Background and objective: Zishen Huoxue Decoction can ameliorate myocardial ischaemia by regulating the mitochondrial quality control network. However, the identification of new molecular targets is necessary for ZSHX's control of mitochondrial protein homeostasis and metabolic activities. Methods: Animal and cellular models of NDUFS4^CKO or DUSP1^CKO were constructed, and the effects of ZSHX on endoplasmic reticulum stress and mitochondrial metabolism were analysed using a combination of single-cell sequencing, metabolomics, network pharmacology, and in vivo and in vitro drug intervention.
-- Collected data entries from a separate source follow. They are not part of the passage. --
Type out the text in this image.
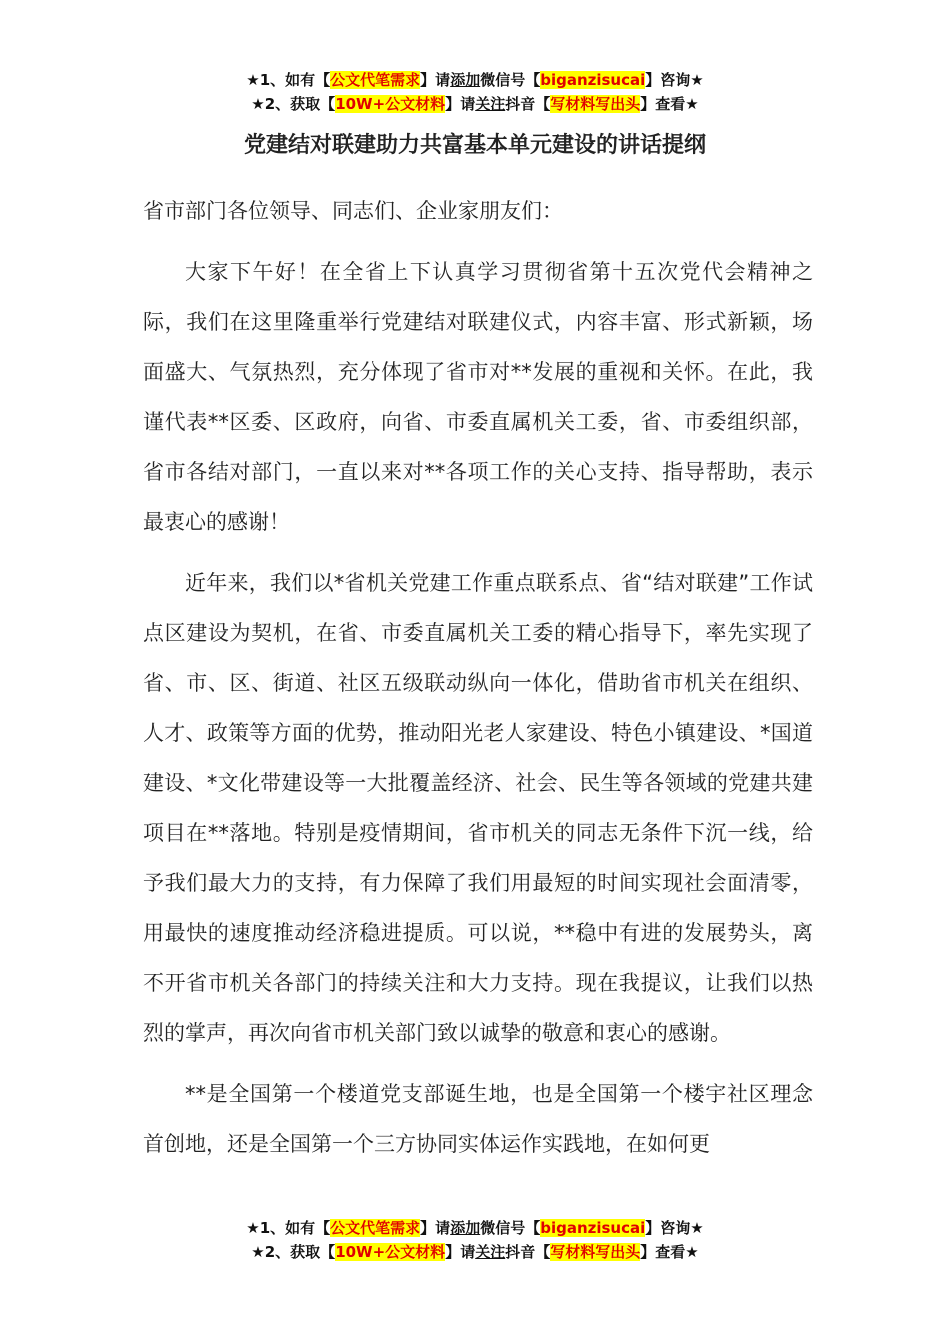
★1、如有【公文代笔需求】请添加微信号【biganzisucai】咨询★
★2、获取【10W+公文材料】请关注抖音【写材料写出头】查看★
党建结对联建助力共富基本单元建设的讲话提纲

省市部门各位领导、同志们、企业家朋友们：

大家下午好！在全省上下认真学习贯彻省第十五次党代会精神之际，我们在这里隆重举行党建结对联建仪式，内容丰富、形式新颖，场面盛大、气氛热烈，充分体现了省市对**发展的重视和关怀。在此，我谨代表**区委、区政府，向省、市委直属机关工委，省、市委组织部，省市各结对部门，一直以来对**各项工作的关心支持、指导帮助，表示最衷心的感谢！

近年来，我们以*省机关党建工作重点联系点、省“结对联建”工作试点区建设为契机，在省、市委直属机关工委的精心指导下，率先实现了省、市、区、街道、社区五级联动纵向一体化，借助省市机关在组织、人才、政策等方面的优势，推动阳光老人家建设、特色小镇建设、*国道建设、*文化带建设等一大批覆盖经济、社会、民生等各领域的党建共建项目在**落地。特别是疫情期间，省市机关的同志无条件下沉一线，给予我们最大力的支持，有力保障了我们用最短的时间实现社会面清零，用最快的速度推动经济稳进提质。可以说，**稳中有进的发展势头，离不开省市机关各部门的持续关注和大力支持。现在我提议，让我们以热烈的掌声，再次向省市机关部门致以诚挚的敬意和衷心的感谢。

**是全国第一个楼道党支部诞生地，也是全国第一个楼宇社区理念首创地，还是全国第一个三方协同实体运作实践地，在如何更

★1、如有【公文代笔需求】请添加微信号【biganzisucai】咨询★
★2、获取【10W+公文材料】请关注抖音【写材料写出头】查看★
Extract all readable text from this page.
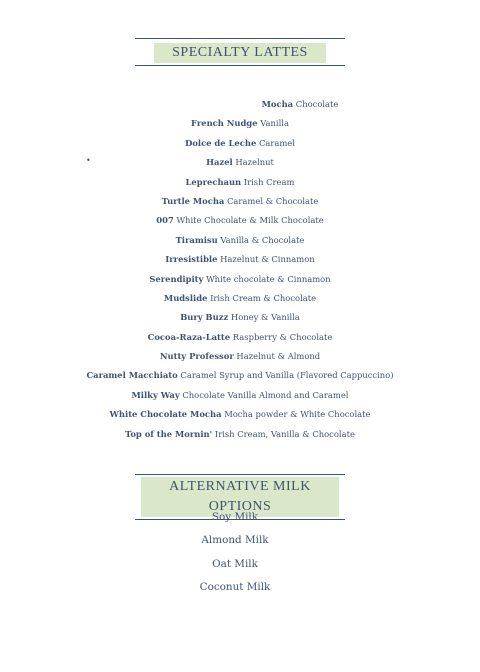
SPECIALTY LATTES
•
Mocha Chocolate
French Nudge Vanilla
Dolce de Leche Caramel
Hazel Hazelnut
Leprechaun Irish Cream
Turtle Mocha Caramel & Chocolate
007 White Chocolate & Milk Chocolate
Tiramisu Vanilla & Chocolate
Irresistible Hazelnut & Cinnamon
Serendipity White chocolate & Cinnamon
Mudslide Irish Cream & Chocolate
Bury Buzz Honey & Vanilla
Cocoa-Raza-Latte Raspberry & Chocolate
Nutty Professor Hazelnut & Almond
Caramel Macchiato Caramel Syrup and Vanilla (Flavored Cappuccino)
Milky Way Chocolate Vanilla Almond and Caramel
White Chocolate Mocha Mocha powder & White Chocolate
Top of the Mornin' Irish Cream, Vanilla & Chocolate
ALTERNATIVE MILK OPTIONS
Soy Milk
Almond Milk
Oat Milk
Coconut Milk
Results: Endoplasmic reticulum stress and mitochondrial metabolic reprogramming were triggered by myocardial I/R damage, which also caused DUSP1/NDUFS4 downregulation. The role of ZSHX in controlling mitochondrial activity in response to myocardial inflammatory damage was tentatively confirmed by network pharmacology. Metabolomics results confirmed that the ZSHX intervention changed the composition and expression of metabolites in the I/R group. The association between myocardial I/R and mitochondrial energy metabolism and cell death was further tested by single-cell sequencing. The in vitro findings demonstrated that ZSHX protected mitochondrial proteostasis and normal biological functions, inhibited endoplasmic reticulum stress injury, restored calcium recycling/release balance, upregulated DUSP1/NDUFS4 expression, and controlled mitochondrial metabolic reprogramming to reduce myocardial inflammatory injury. The primary active component in the ZSHX formula is kaempferol. Conclusion: The primary active component of ZSHX formula, kaempferol, reduced myocardial I/R injury by upregulating the expression of DUSP1/NDUFS4, preventing endoplasmic reticulum stress and inflammatory burst, preserving mitochondrial function, and re-encoding mitochondrial metabolic processes following I/R injury.